The ground almonds are added to help with the structure but are good retainers of moistness in a cake. And as brownies are typically gooey, they work very well here. If I was substituting ground almonds for flour in a recipe with a raising agent, I would increase the amount of baking powder used, and really the almonds don’t work well in produce using yeast. Biscuits are a good gluten free treat also, as there is no need for a raising agent, and there are many flours suitable for coeliacs. I personally like to keep my ingredients as natural as possible, so stay away from the mixes as much as possible. Buckwheat would be my flour of choice in this case.

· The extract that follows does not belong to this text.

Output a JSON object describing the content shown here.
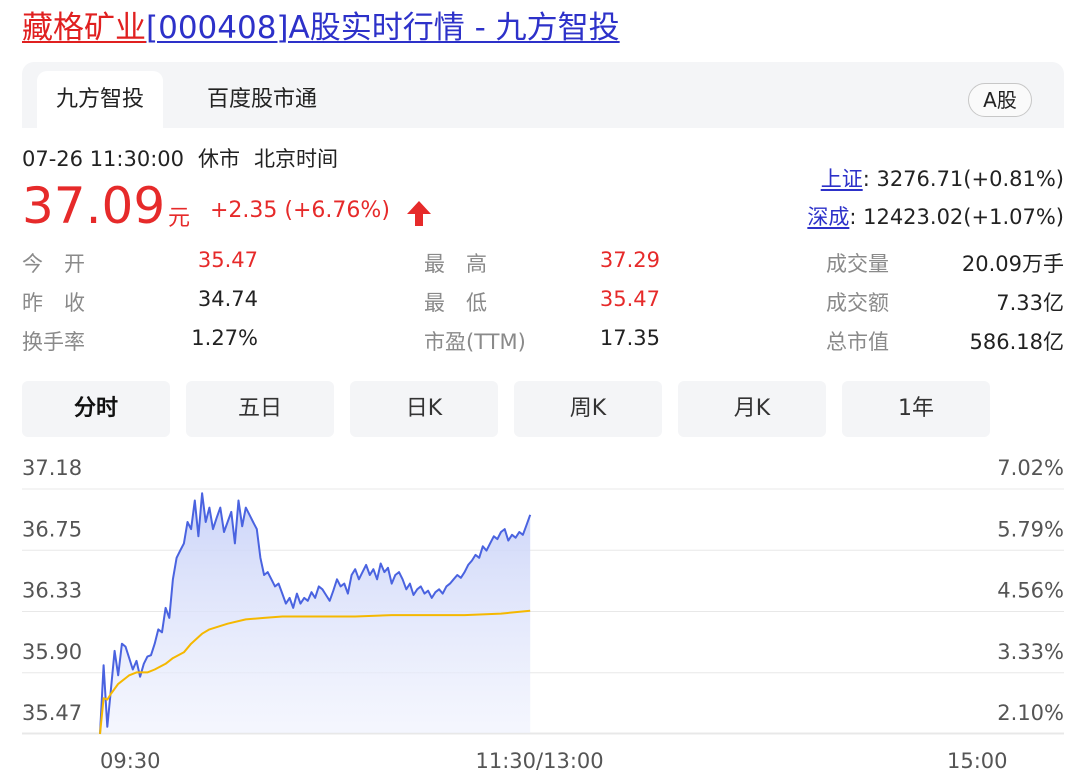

Gluten Free Chocolate Brownies
225g dark chocolate, chopped
1 1/2 teaspoons of vanilla extract
225g caster sugar
200g ground almonds
50g white chocolate, chopped
Pre heat the oven to 180oC. Melt the chocolate and butter gently in a heavy bottomed pan. Whisk in the vanilla and the sugar. Whisk in the eggs, then the ground almonds. Leave aside while you line a tin. about 25cm square, or equivalent.
Add the white chocolate bits and immediately pour into the tin. Here I’ve added a mix of white and dark chocolate drops. Bake for 25 – 30 minutes. It will still be wobbly in the middle. Leave to cool in the tin before dusting with icing sugar and cutting into squares. You don’t even have to mention “Gluten Free Chocolate Brownies”, Brownies will suffice, a little like Madonna really.